Serves 8 (makes a medium sized jarful)
There are many different kinds of pestos. Some are very traditional with classic Italian ingredients and some are innovative with a healthy bent substituting kale or arugula as the main green. Hints of olive oil, garlic and lemon and a variety of nuts enhance any variation of pesto. This is a very classic Italian basil pesto with the exception of the walnuts, which are a more economical alternative to the expensive toasted pine nuts usually found. The taste is robust and delicious and goes well with pasta or can be used for any other spreading, dipping and filling use you can think of! Let’s get started.
Basil Pesto – Recipe
- 2 ½ cups fresh basil leaves, packed tightly (wash with ice cold water and pat dry)
- 1 cup walnuts, toasted (reduce by half if you want a less nutty flavor)

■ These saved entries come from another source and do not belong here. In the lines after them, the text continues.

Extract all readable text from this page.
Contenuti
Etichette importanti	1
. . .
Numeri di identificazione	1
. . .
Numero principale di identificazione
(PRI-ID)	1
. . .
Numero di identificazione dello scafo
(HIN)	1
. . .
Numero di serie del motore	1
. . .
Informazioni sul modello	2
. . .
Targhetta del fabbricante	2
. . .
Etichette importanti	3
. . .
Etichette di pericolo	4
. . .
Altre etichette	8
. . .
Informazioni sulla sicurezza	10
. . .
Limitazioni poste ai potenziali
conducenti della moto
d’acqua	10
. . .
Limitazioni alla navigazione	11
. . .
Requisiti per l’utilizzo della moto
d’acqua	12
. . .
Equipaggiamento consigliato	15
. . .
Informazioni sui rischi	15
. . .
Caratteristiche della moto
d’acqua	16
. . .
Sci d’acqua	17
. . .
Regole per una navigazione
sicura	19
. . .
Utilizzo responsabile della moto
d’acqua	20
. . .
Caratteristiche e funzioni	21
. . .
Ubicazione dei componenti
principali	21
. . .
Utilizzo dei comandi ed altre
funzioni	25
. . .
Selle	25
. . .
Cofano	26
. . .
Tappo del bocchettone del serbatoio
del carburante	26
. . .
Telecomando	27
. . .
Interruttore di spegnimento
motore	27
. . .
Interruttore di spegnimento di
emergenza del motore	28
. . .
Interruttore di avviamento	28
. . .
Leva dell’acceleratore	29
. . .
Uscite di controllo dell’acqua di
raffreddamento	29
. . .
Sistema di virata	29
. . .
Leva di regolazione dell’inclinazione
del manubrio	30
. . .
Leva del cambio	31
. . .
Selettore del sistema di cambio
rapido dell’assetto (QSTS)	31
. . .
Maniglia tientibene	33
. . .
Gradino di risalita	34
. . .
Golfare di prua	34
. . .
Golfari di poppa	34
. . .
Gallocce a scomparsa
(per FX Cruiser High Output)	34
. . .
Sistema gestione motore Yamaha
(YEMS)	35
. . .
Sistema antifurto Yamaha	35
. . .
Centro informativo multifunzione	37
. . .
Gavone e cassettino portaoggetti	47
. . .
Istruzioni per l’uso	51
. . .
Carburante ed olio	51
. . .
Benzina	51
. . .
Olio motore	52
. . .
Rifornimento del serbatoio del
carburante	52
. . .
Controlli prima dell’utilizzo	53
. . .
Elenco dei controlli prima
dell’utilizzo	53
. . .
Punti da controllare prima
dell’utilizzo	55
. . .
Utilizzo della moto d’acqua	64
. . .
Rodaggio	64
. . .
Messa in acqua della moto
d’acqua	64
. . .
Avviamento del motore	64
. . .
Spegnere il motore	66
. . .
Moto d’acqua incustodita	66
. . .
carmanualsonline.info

- 5 cloves, garlic, chopped
- ½ small lemon, juiced
- ½ cup Parmesano-Reggiano or Romano cheese, freshly grated (optional)
- Salt, to taste
- Pepper, to taste
- ¼ cup extra virgin olive oil
- Add walnuts into a food processor or blender and process until just broken into chunks.
- Add basil, garlic, lemon juice and process until desired consistency is reached. I like mine a little coarse, but you can process until completely smooth.
- Add cheese if using and process a few seconds.
- Season with salt and generous amount of pepper and drizzle in olive oil and process for another few seconds until everything is well incorporated.
Remove to a jar and refrigerate until ready to use. The pesto will keep well (with the cheese) for a week. It will keep for a lot longer without the cheese so you can add the cheese in and incorporate prior to serving as well. This makes a nutty, tangy basil pesto that’s great on pasta, baked into breads, spread over baguettes or stuffed into baked chicken breasts.